Nobel Prize gives a new platform to combat sexual violence

Ben Borrok, Staff Writer

The Nobel Peace Prize organization states that any recipient of the prize “shall have done the most or the best work for fraternity between nations, for the abolition or reduction of standing armies, and for the holding and promotion of peace congresses.” To put it simply, to award Denis Mukwege and Nadia Murad with this prize is an official and alarming declaration that sexual violence is a threat to global peace. It should also serve as a guide for current leaders about what to expect from their people in the future.

Before diving into the significance, what did the recipients do to deserve the prize?

Mukwege, a gynecologist, has spent his life helping victims of sexual violence in the Democratic Republic of the Congo’s long-running civil war. He has become a leading voice, pressuring his own government and others for not doing enough to stop such abuses. Murad was kidnapped, raped, and sexually abused at the hands of ISIS in 2014, as part of a mass kidnapping of Yazidi women in Iraq. After her escape she became an activist to seek justice for the crimes against her community, becoming a United Nations goodwill ambassador in 2016.

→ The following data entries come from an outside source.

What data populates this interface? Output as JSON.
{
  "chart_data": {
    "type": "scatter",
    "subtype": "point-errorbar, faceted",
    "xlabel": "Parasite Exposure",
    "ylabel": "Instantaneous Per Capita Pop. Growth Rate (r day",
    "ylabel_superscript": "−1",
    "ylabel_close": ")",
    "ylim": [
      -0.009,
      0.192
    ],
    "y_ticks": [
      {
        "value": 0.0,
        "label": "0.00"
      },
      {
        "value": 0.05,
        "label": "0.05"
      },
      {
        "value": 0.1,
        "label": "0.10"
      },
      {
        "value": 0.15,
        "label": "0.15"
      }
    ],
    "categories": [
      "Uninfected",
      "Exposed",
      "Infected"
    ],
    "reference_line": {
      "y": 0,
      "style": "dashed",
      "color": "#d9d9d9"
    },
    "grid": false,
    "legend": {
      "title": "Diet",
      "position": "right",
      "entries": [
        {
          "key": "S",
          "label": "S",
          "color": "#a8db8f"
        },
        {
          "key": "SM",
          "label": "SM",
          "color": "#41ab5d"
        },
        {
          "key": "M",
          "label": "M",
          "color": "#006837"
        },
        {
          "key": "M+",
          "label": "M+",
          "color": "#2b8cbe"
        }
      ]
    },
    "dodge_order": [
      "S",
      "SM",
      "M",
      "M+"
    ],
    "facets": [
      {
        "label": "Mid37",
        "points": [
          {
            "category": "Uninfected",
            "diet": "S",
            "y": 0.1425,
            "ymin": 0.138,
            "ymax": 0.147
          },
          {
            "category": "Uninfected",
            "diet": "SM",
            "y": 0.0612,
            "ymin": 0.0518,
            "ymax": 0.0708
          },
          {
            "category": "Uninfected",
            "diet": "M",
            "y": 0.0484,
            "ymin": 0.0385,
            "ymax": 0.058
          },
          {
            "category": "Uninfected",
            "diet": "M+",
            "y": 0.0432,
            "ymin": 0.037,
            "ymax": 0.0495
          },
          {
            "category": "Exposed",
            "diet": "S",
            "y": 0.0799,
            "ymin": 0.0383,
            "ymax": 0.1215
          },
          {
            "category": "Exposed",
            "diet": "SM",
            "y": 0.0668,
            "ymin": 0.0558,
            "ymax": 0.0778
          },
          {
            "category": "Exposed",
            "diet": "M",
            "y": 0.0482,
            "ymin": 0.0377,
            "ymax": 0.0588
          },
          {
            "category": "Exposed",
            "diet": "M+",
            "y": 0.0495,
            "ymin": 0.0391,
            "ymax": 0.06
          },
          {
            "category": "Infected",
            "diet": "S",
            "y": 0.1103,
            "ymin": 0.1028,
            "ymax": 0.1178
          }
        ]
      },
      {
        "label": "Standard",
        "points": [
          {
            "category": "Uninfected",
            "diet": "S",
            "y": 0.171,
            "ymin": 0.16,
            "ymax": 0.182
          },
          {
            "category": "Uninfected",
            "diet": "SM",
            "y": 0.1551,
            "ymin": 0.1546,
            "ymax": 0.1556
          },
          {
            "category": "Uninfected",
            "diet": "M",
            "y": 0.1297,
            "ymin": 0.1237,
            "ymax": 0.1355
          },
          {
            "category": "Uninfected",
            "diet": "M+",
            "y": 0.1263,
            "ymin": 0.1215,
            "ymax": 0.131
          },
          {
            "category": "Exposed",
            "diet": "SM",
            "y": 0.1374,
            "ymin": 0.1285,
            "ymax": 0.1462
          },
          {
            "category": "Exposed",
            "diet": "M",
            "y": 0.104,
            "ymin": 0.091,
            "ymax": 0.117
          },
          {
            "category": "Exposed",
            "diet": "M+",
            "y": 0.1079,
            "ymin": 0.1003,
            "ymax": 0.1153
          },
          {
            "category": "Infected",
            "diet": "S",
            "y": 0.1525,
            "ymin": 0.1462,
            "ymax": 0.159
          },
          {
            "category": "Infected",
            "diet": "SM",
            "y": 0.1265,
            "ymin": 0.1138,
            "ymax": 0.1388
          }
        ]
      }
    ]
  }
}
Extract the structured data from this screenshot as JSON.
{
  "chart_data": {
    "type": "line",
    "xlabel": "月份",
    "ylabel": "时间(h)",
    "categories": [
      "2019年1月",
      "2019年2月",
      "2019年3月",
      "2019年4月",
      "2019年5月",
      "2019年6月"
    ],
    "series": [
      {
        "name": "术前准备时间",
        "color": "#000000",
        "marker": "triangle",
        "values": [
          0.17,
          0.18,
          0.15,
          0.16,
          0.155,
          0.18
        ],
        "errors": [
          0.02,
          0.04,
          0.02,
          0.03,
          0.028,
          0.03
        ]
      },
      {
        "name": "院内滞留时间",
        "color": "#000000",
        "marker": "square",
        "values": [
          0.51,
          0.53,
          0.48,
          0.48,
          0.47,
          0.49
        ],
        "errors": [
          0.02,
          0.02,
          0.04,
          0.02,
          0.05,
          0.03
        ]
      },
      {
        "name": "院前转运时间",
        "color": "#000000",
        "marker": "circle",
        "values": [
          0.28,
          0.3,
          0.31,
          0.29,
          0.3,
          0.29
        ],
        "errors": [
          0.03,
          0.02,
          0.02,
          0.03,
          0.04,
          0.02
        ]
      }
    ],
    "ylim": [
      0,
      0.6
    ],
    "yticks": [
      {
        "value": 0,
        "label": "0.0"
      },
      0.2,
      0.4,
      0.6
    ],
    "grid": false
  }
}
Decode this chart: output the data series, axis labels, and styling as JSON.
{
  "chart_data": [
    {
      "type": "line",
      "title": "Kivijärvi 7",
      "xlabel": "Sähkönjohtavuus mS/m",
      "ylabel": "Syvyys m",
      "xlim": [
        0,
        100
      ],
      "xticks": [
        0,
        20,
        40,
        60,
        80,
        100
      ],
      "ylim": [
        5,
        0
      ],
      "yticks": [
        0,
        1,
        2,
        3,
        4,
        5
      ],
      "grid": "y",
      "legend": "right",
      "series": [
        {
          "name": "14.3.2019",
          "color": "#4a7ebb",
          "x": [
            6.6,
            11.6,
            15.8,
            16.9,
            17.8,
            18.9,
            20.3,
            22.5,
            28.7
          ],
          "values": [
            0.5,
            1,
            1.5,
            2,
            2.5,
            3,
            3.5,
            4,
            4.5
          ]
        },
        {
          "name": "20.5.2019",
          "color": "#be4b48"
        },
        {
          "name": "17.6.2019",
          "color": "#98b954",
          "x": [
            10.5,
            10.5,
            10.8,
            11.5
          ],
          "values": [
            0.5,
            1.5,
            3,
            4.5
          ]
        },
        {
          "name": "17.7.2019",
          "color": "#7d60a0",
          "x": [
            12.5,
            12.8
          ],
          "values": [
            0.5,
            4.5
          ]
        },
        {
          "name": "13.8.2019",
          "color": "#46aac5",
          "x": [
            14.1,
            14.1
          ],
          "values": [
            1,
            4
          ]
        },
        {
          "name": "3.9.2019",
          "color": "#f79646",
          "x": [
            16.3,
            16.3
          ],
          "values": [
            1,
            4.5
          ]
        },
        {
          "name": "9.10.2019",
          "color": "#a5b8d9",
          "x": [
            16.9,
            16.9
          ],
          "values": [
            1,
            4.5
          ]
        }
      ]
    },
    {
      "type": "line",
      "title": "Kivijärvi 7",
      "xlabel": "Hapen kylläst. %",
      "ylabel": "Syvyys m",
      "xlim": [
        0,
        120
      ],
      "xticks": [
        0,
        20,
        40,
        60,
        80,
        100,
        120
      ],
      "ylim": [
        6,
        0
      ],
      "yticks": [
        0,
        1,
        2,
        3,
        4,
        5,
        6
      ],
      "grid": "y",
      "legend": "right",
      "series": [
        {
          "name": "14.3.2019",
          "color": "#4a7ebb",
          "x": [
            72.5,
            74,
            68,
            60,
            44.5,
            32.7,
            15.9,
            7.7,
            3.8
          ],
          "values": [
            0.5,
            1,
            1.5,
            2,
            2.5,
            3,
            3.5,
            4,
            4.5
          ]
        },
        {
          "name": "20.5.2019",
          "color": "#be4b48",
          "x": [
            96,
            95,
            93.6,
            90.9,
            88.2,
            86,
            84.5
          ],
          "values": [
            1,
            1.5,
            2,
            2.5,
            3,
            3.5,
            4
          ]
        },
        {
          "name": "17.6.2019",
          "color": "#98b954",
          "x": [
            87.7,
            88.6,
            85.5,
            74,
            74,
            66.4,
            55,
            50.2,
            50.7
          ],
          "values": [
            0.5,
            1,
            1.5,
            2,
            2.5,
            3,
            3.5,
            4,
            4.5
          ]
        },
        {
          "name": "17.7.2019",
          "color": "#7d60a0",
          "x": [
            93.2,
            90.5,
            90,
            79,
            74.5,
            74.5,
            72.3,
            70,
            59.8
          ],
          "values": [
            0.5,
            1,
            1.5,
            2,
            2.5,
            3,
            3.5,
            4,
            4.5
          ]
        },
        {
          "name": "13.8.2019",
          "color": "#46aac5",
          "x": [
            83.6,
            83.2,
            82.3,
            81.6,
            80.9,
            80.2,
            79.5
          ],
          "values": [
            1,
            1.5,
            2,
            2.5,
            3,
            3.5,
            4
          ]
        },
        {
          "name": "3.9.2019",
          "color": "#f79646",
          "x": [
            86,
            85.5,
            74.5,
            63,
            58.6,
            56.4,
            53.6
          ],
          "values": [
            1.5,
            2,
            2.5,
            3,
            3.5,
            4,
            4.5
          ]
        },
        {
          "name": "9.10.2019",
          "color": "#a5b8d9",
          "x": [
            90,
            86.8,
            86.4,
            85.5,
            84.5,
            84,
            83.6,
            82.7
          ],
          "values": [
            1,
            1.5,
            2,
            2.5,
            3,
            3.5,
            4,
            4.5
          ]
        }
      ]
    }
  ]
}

It is important to notice that both Mukwege and Murad were affected by sexual violence through the context of war. Rape and other forms of sexual violence have long been a byproduct of war, where the losing nation’s people would be subjected to this at the hands of the victorious soldiers. It was also used as a strategy by Genghis Khan as a way to warn others away from attempting to fight his army and as a way to force the conquered population to accept his rule.

So if it had been acceptable through most of history, what changed? Women, the usual victims of sexual violence, began to gain more rights and had a greater voice to air their own grievances. In addition, the UN Security Council adopted Resolution 1820, classifying the use of sexual violence as a weapon of war. Finally, those who engaged in this type of behavior during war would be identified as war criminals. But it’s clear that there is still much to be done in the effort to end wartime sexual violence and the epidemic we seem to be having in our own society today.

This week, I felt inspired by the Clothesline Project here at the University. It reinforced what we already know, that victim-survivors of sexual violence are all around us and they are not being taken seriously. Before we punish war criminals, we must first believe survivors. In the United States, and more specifically on college campuses, we seem to shame those who try to speak out for fear of “ruining the perpetrator’s life,” but have no regard for the damage they do to others. If we are too timid to take down everyday citizens how are we expected to take down warmongers and rebels? Mukwege and Murad have been incredibly brave in their quest to gain justice for their communities, but also pose important questions for our own society: What are we actually doing to help solve the problem? The recent developments with Brett Kavanaugh, President Donald Trump, and the #MeToo movement are stark reminders of how ingrained sexual violence has become in our society and how far we have to go in order to tackle this issue once and for all.